- 2014 raid on Idlib city: Part of the Syrian Civil War
| Date | 27 October 2014 |
| Location | Idlib Governorate, Syria |
| Result | Syrian Army victory Rebels initially capture two buildings inside the city and Tell al-Mastouma; Syrian Army recaptures the buildings and Tell al-Mastouma; Rebels allegedly beheaded 70 soldiers and officers during the raid; Eruption of the al-Nusra Front–SRF/Hazzm Movement conflict; |

Belligerents
- Al-Nusra Front Jund al-Aqsa Sleeper cells within Idlib Supported by: Islamic State (alleged): Syrian Arab Republic Syrian Armed Forces; National Defense Force;

Commanders and leaders
- Abu Waleed al-Libi † (local Nusra leader): Mohamed Khair al-Sayyed (Governor of Idlib)

Strength
- Hundreds: Unknown

Casualties and losses
- 35–70 killed: 21 killed 70 captured & executed (rebel claim)

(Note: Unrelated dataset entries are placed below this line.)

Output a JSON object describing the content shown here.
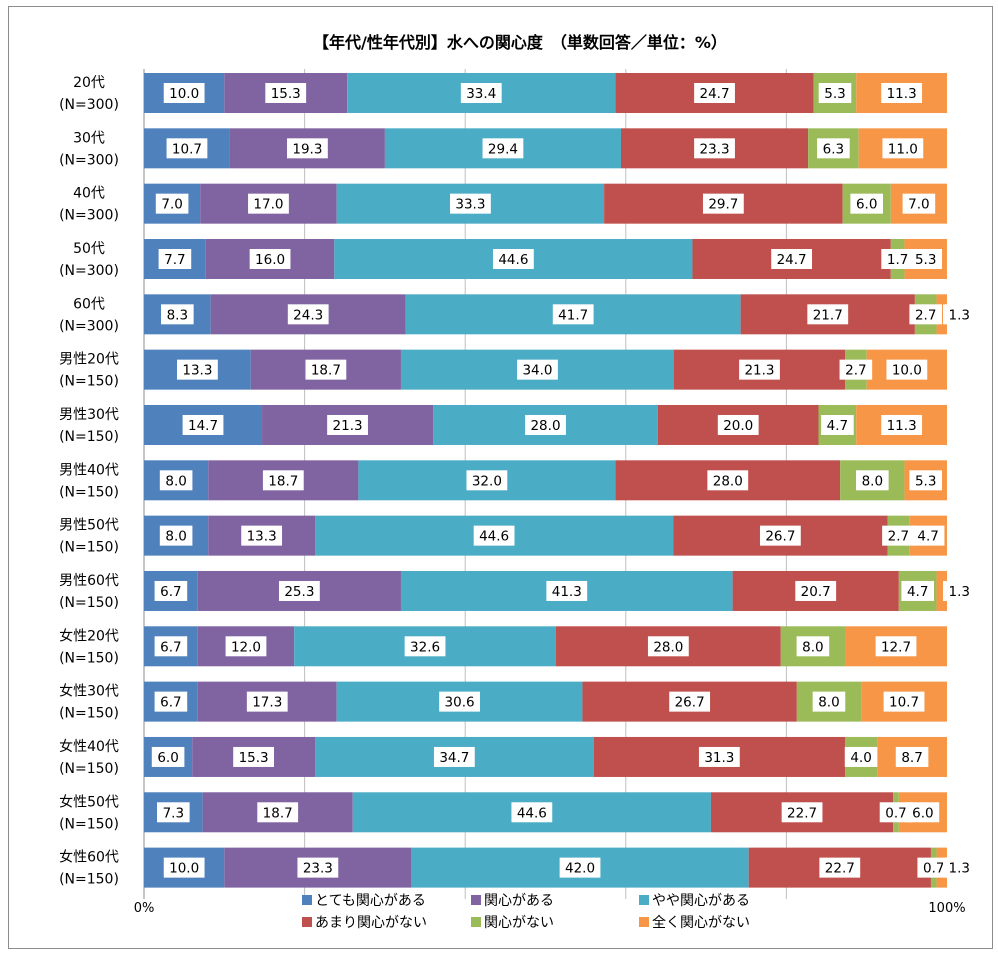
{
  "chart_data": {
    "type": "bar",
    "orientation": "horizontal",
    "stacked": "percent",
    "title": "【年代/性年代別】水への関心度　（単数回答／単位：%）",
    "categories": [
      [
        "20代",
        "(N=300)"
      ],
      [
        "30代",
        "(N=300)"
      ],
      [
        "40代",
        "(N=300)"
      ],
      [
        "50代",
        "(N=300)"
      ],
      [
        "60代",
        "(N=300)"
      ],
      [
        "男性20代",
        "(N=150)"
      ],
      [
        "男性30代",
        "(N=150)"
      ],
      [
        "男性40代",
        "(N=150)"
      ],
      [
        "男性50代",
        "(N=150)"
      ],
      [
        "男性60代",
        "(N=150)"
      ],
      [
        "女性20代",
        "(N=150)"
      ],
      [
        "女性30代",
        "(N=150)"
      ],
      [
        "女性40代",
        "(N=150)"
      ],
      [
        "女性50代",
        "(N=150)"
      ],
      [
        "女性60代",
        "(N=150)"
      ]
    ],
    "series": [
      {
        "name": "とても関心がある",
        "color": "#4f81bd",
        "values": [
          10.0,
          10.7,
          7.0,
          7.7,
          8.3,
          13.3,
          14.7,
          8.0,
          8.0,
          6.7,
          6.7,
          6.7,
          6.0,
          7.3,
          10.0
        ]
      },
      {
        "name": "関心がある",
        "color": "#8064a2",
        "values": [
          15.3,
          19.3,
          17.0,
          16.0,
          24.3,
          18.7,
          21.3,
          18.7,
          13.3,
          25.3,
          12.0,
          17.3,
          15.3,
          18.7,
          23.3
        ]
      },
      {
        "name": "やや関心がある",
        "color": "#4bacc6",
        "values": [
          33.4,
          29.4,
          33.3,
          44.6,
          41.7,
          34.0,
          28.0,
          32.0,
          44.6,
          41.3,
          32.6,
          30.6,
          34.7,
          44.6,
          42.0
        ]
      },
      {
        "name": "あまり関心がない",
        "color": "#c0504d",
        "values": [
          24.7,
          23.3,
          29.7,
          24.7,
          21.7,
          21.3,
          20.0,
          28.0,
          26.7,
          20.7,
          28.0,
          26.7,
          31.3,
          22.7,
          22.7
        ]
      },
      {
        "name": "関心がない",
        "color": "#9bbb59",
        "values": [
          5.3,
          6.3,
          6.0,
          1.7,
          2.7,
          2.7,
          4.7,
          8.0,
          2.7,
          4.7,
          8.0,
          8.0,
          4.0,
          0.7,
          0.7
        ]
      },
      {
        "name": "全く関心がない",
        "color": "#f79646",
        "values": [
          11.3,
          11.0,
          7.0,
          5.3,
          1.3,
          10.0,
          11.3,
          5.3,
          4.7,
          1.3,
          12.7,
          10.7,
          8.7,
          6.0,
          1.3
        ]
      }
    ],
    "xlim": [
      0,
      100
    ],
    "x_ticks": [
      "0%",
      "100%"
    ],
    "grid": true,
    "legend_position": "bottom"
  }
}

= 2014 raid on Idlib city =

Military attack in Syria

The 2014 raid on Idlib city refers to a military operation in the Idlib Governorate, during the Syrian Civil War, conducted by mainly Salafi jihadists backed by Islamist rebels against the Syrian Government.

==Rebel attack==
Rebels from the al-Nusra Front launched an attack on Idlib city and al-Mastouma overnight in order to cut off the city from the south. During this attack, suicide cars were detonated at four Army checkpoints surrounding the city, killing "dozens" of soldiers, while rebels captured Tell al-Mastouma. The Army later recaptured the hill. According to the SOHR, 10 soldiers and nine rebels were killed on the hill. The rebels also managed to infiltrate the city and seized the governor mansion and the police headquarters with help from members of the local police and people’s committees. They took advantage of a power cut before dawn according to the Idlib police chief. These buildings were recaptured by pro-government forces later that day after the rebels pulled out of the city. It is believed that the rebels beheaded at least 70 soldiers (including army officers) in the two buildings they were holding, before pulling out. According to an opposition activist in the city, the rebels continue to hold the surrounding checkpoints that they took in morning.

According to the SOHR, at least 20 pro-government fighters, 15 rebels and four civilians were killed during the operation, while Al-Masdar placed the death toll at 21 government fighters (17 NDF and 4 Army) and 70 rebel fighters. Casualties among insurgents include a Jund al-Aqsa sleeper cell, which was discovered after the military intercepted rebel radio communications, and local rebel commanders. Al-Nusra Front claimed that it also had cut off the city, captured 12 soldiers and seized two tanks during the operation.